Delivering packages by drone sounds like a great idea—until they crash. And having a machine navigate the crowded environment of a city, or even a forest, requires a lot of computer power and navigation capability.
A team led by MIT’s Computer Science and Artificial Intelligence Laboratory hopes to solve that problem using a system called NanoMap, which allows drones to fly at 20 miles per hour in densely populated environments.
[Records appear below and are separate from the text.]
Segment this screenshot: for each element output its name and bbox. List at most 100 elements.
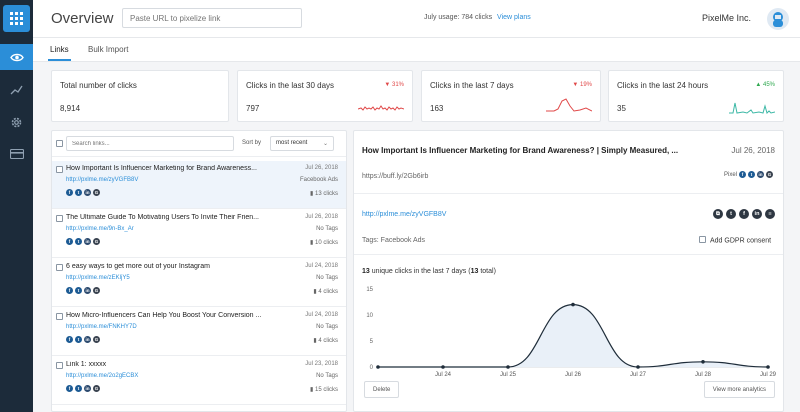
row-clicks: ▮ 15 clicks xyxy=(310,386,338,393)
x-tick-label: Jul 29 xyxy=(760,372,777,377)
row-social-icons: f t in G xyxy=(66,385,100,392)
credit-card-icon[interactable] xyxy=(0,141,33,167)
eye-icon[interactable] xyxy=(0,44,33,70)
facebook-icon: f xyxy=(66,189,73,196)
row-url[interactable]: http://pxlme.me/2o2gECBX xyxy=(66,373,139,379)
row-checkbox[interactable] xyxy=(56,313,63,320)
list-header: Sort by most recent ⌄ xyxy=(52,131,346,157)
gdpr-label: Add GDPR consent xyxy=(710,237,772,245)
avatar[interactable] xyxy=(767,8,789,30)
detail-pixelized-url[interactable]: http://pxlme.me/zyVGFB8V xyxy=(362,211,447,218)
sort-label: Sort by xyxy=(242,140,262,146)
row-checkbox[interactable] xyxy=(56,166,63,173)
twitter-icon: t xyxy=(75,189,82,196)
divider xyxy=(354,193,783,194)
gear-icon[interactable] xyxy=(0,109,33,135)
stat-card-total: Total number of clicks 8,914 xyxy=(51,70,229,122)
data-point xyxy=(506,365,510,369)
detail-title: How Important Is Influencer Marketing fo… xyxy=(362,146,679,155)
stat-label: Clicks in the last 7 days xyxy=(430,81,514,90)
view-more-analytics-button[interactable]: View more analytics xyxy=(703,381,775,398)
clicks-chart: 0 5 10 15 Jul 24 Jul 25 Jul 26 Jul 27 Jul 28 Jul … xyxy=(366,287,777,377)
x-tick-label: Jul 24 xyxy=(435,372,452,377)
total-clicks-text: total xyxy=(480,268,494,275)
row-clicks-value: 13 clicks xyxy=(314,191,338,197)
twitter-share-icon[interactable]: t xyxy=(726,209,736,219)
search-links-input[interactable] xyxy=(66,136,234,151)
gdpr-consent[interactable]: Add GDPR consent xyxy=(699,236,772,245)
row-title[interactable]: The Ultimate Guide To Motivating Users T… xyxy=(66,214,259,221)
twitter-icon: t xyxy=(75,238,82,245)
link-detail-panel: How Important Is Influencer Marketing fo… xyxy=(353,130,784,412)
row-title[interactable]: 6 easy ways to get more out of your Inst… xyxy=(66,263,210,270)
select-all-checkbox[interactable] xyxy=(56,140,63,147)
row-title[interactable]: How Important Is Influencer Marketing fo… xyxy=(66,165,257,172)
delete-button[interactable]: Delete xyxy=(364,381,400,398)
row-url[interactable]: http://pxlme.me/9n-Bx_Ar xyxy=(66,226,134,232)
linkedin-icon: in xyxy=(84,238,91,245)
link-row[interactable]: 6 easy ways to get more out of your Inst… xyxy=(52,259,346,307)
facebook-share-icon[interactable]: f xyxy=(739,209,749,219)
row-title[interactable]: How Micro-Influencers Can Help You Boost… xyxy=(66,312,262,319)
tab-bulk-import[interactable]: Bulk Import xyxy=(88,45,129,54)
row-date: Jul 23, 2018 xyxy=(305,361,338,367)
unique-clicks-text: unique clicks in the last 7 days xyxy=(371,268,467,275)
x-tick-label: Jul 26 xyxy=(565,372,582,377)
row-url[interactable]: http://pxlme.me/zEKljY5 xyxy=(66,275,130,281)
data-point xyxy=(766,365,770,369)
grid-icon[interactable] xyxy=(3,5,30,32)
stat-delta: ▲ 45% xyxy=(755,82,775,88)
row-checkbox[interactable] xyxy=(56,215,63,222)
row-url[interactable]: http://pxlme.me/FNKHY7D xyxy=(66,324,137,330)
tab-links[interactable]: Links xyxy=(48,45,71,61)
bar-chart-icon: ▮ xyxy=(310,387,315,393)
row-url[interactable]: http://pxlme.me/zyVGFB8V xyxy=(66,177,139,183)
page-title: Overview xyxy=(51,10,114,27)
linkedin-icon: in xyxy=(84,189,91,196)
org-name[interactable]: PixelMe Inc. xyxy=(702,13,752,23)
linkedin-icon: in xyxy=(84,336,91,343)
data-point xyxy=(441,365,445,369)
sort-value: most recent xyxy=(276,140,308,146)
copy-icon[interactable]: ⧉ xyxy=(713,209,723,219)
view-plans-link[interactable]: View plans xyxy=(497,14,531,21)
link-row[interactable]: How Important Is Influencer Marketing fo… xyxy=(52,161,346,209)
row-checkbox[interactable] xyxy=(56,264,63,271)
row-checkbox[interactable] xyxy=(56,362,63,369)
link-row[interactable]: Link 1: xxxxx Jul 23, 2018 http://pxlme.… xyxy=(52,357,346,405)
buffer-share-icon[interactable]: ≡ xyxy=(765,209,775,219)
facebook-icon: f xyxy=(66,336,73,343)
row-clicks: ▮ 4 clicks xyxy=(313,337,338,344)
link-list: Sort by most recent ⌄ How Important Is I… xyxy=(51,130,347,412)
analytics-icon[interactable] xyxy=(0,77,33,103)
row-clicks-value: 4 clicks xyxy=(318,338,338,344)
bar-chart-icon: ▮ xyxy=(310,240,315,246)
row-tag: No Tags xyxy=(316,226,338,232)
row-title[interactable]: Link 1: xxxxx xyxy=(66,361,107,368)
row-social-icons: f t in G xyxy=(66,336,100,343)
clicks-summary: 13 unique clicks in the last 7 days (13 … xyxy=(362,268,496,275)
gdpr-checkbox[interactable] xyxy=(699,236,706,243)
link-row[interactable]: How Micro-Influencers Can Help You Boost… xyxy=(52,308,346,356)
facebook-icon: f xyxy=(66,238,73,245)
linkedin-share-icon[interactable]: in xyxy=(752,209,762,219)
twitter-icon: t xyxy=(75,385,82,392)
x-tick-label: Jul 27 xyxy=(630,372,647,377)
stat-card-7-days: Clicks in the last 7 days ▼ 19% 163 xyxy=(421,70,601,122)
google-icon: G xyxy=(766,171,773,178)
paste-url-input[interactable] xyxy=(122,8,302,28)
y-tick-label: 15 xyxy=(366,287,373,293)
linkedin-icon: in xyxy=(84,287,91,294)
google-icon: G xyxy=(93,189,100,196)
stat-card-30-days: Clicks in the last 30 days ▼ 31% 797 xyxy=(237,70,413,122)
x-tick-label: Jul 28 xyxy=(695,372,712,377)
row-date: Jul 26, 2018 xyxy=(305,165,338,171)
data-point xyxy=(701,360,705,364)
link-row[interactable]: The Ultimate Guide To Motivating Users T… xyxy=(52,210,346,258)
detail-short-url[interactable]: https://buff.ly/2Gb6irb xyxy=(362,173,429,180)
tab-bar: Links Bulk Import xyxy=(33,38,800,62)
sort-select[interactable]: most recent ⌄ xyxy=(270,136,334,151)
detail-tags[interactable]: Tags: Facebook Ads xyxy=(362,237,426,244)
google-icon: G xyxy=(93,385,100,392)
row-clicks-value: 4 clicks xyxy=(318,289,338,295)
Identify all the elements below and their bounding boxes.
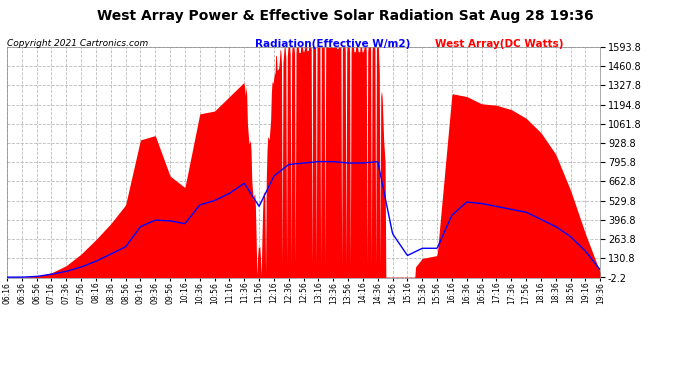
Text: Radiation(Effective W/m2): Radiation(Effective W/m2) [255,39,411,50]
Text: Copyright 2021 Cartronics.com: Copyright 2021 Cartronics.com [7,39,148,48]
Text: West Array(DC Watts): West Array(DC Watts) [435,39,563,50]
Text: West Array Power & Effective Solar Radiation Sat Aug 28 19:36: West Array Power & Effective Solar Radia… [97,9,593,23]
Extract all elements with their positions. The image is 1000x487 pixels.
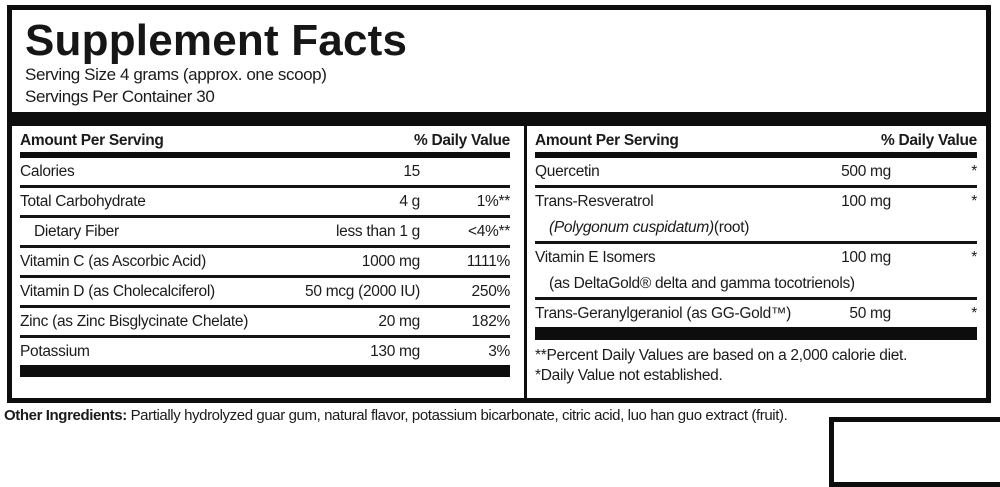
nutrient-name: Potassium [20, 342, 90, 360]
nutrient-subline: (Polygonum cuspidatum) (root) [549, 219, 750, 236]
nutrient-amount: 500 mg [841, 162, 891, 180]
nutrient-amount: 1000 mg [361, 252, 421, 270]
nutrient-name: Vitamin D (as Cholecalciferol) [20, 282, 215, 300]
nutrient-daily-value: 1%** [476, 192, 511, 210]
column-left: Amount Per Serving % Daily Value Calorie… [20, 126, 510, 398]
nutrient-subline: (as DeltaGold® delta and gamma tocotrien… [549, 275, 855, 292]
nutrient-row: Vitamin E Isomers 100 mg * (as DeltaGold… [535, 244, 977, 300]
nutrient-amount: 20 mg [378, 312, 420, 330]
nutrient-daily-value: 250% [471, 282, 511, 300]
nutrient-amount: 15 [403, 162, 420, 180]
footnote-percent-daily-values: **Percent Daily Values are based on a 2,… [535, 347, 908, 364]
footnote-daily-value-not-established: *Daily Value not established. [535, 367, 723, 384]
nutrient-name: Trans-Resveratrol [535, 192, 654, 210]
amount-per-serving-label: Amount Per Serving [535, 132, 679, 149]
other-ingredients: Other Ingredients: Partially hydrolyzed … [4, 407, 996, 424]
nutrient-name: Zinc (as Zinc Bisglycinate Chelate) [20, 312, 249, 330]
nutrient-row: Dietary Fiber less than 1 g <4%** [20, 218, 510, 248]
nutrient-row: Potassium 130 mg 3% [20, 338, 510, 365]
column-header-right: Amount Per Serving % Daily Value [535, 126, 977, 152]
facts-columns: Amount Per Serving % Daily Value Calorie… [12, 126, 986, 398]
nutrient-daily-value: * [971, 192, 977, 210]
other-ingredients-label: Other Ingredients: [4, 407, 127, 424]
nutrient-daily-value: * [971, 304, 977, 322]
column-divider [524, 126, 527, 398]
footnotes: **Percent Daily Values are based on a 2,… [535, 346, 977, 386]
other-ingredients-text: Partially hydrolyzed guar gum, natural f… [126, 407, 788, 424]
nutrient-row: Zinc (as Zinc Bisglycinate Chelate) 20 m… [20, 308, 510, 338]
nutrient-amount: 50 mg [849, 304, 891, 322]
panel-title: Supplement Facts [25, 16, 408, 65]
nutrient-amount: 4 g [399, 192, 420, 210]
nutrient-row: Total Carbohydrate 4 g 1%** [20, 188, 510, 218]
nutrient-daily-value: 3% [488, 342, 510, 360]
nutrient-name: Total Carbohydrate [20, 192, 146, 210]
daily-value-label: % Daily Value [413, 132, 510, 149]
supplement-facts-panel: Supplement Facts Serving Size 4 grams (a… [7, 5, 991, 403]
nutrient-daily-value: * [971, 248, 977, 266]
amount-per-serving-label: Amount Per Serving [20, 132, 164, 149]
nutrient-amount: 50 mcg (2000 IU) [305, 282, 420, 300]
nutrient-name: Vitamin E Isomers [535, 248, 656, 266]
nutrient-row: Trans-Resveratrol 100 mg * (Polygonum cu… [535, 188, 977, 244]
nutrient-row: Calories 15 [20, 158, 510, 188]
nutrient-amount: 100 mg [841, 192, 891, 210]
section-end-bar-left [20, 365, 510, 377]
serving-size: Serving Size 4 grams (approx. one scoop) [25, 65, 327, 84]
nutrient-row: Vitamin D (as Cholecalciferol) 50 mcg (2… [20, 278, 510, 308]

That may sound slow compared to a drone on a flat racetrack, but MIT computer scientist Pete Florence says his survey of the literature shows that NanoMap allows drones to fly faster than other navigation systems do in crowded settings.
Drones commonly navigate using computer vision—more properly known as simultaneous localization and mapping (SLAM)—to generate a map of their surroundings, including the obstacles. That method is imperfect, however; if an object is just slightly out of place, the drone will crash into it. NanoMap foregoes the map and instead navigates around obstacles as it sees them. Although this approach is faster than mapping everything first, the trade-off is that the drone has a reduced understanding of its overall environment.
Most commercial drones rely on GPS signals combined with inertial measurement units to navigate, says Jamey Jacob, director of Oklahoma State University’s Unmanned Systems Research Institute. Sensors such as cameras or lidar are used to detect obstacles, and how fast a drone goes depends on the size of the vehicle, the number of obstacles and the accuracy of the sensors.
“One of the more difficult problems is GPS-denied navigation,” he says. “Without a GPS signal, the drone has no way to know where it is.” Drones can also get confused when GPS signals bounce off of obstacles, which can result in false positional information.
Typically, a drone’s forward speed suffers in a crowded environment, because there are so many obstacles to navigate around, says Kurt Barnhart, executive director of Kansas State Polytechnic’s Applied Aviation Research Center. “There are filters which can greatly assist with this confusion, but there isn’t a ‘one-size-fits-all’ solution,” he says.
Florence says that in the future, he plans to integrate NanoMap with SLAM mapping to get the best from both approaches. NanoMap has been tested in a forest and a warehouse, as well as in simulated environments. The ultimate goal is to improve the accuracy of the flight—not necessarily the speed, Florence says. “We want to bring it from 99 percent reliability to 99.9 percent, and as many more nines as we can get.” His work is supported in part by DARPA’s Fast Lightweight Autonomy program, which aims to improve machine navigation in cluttered environments.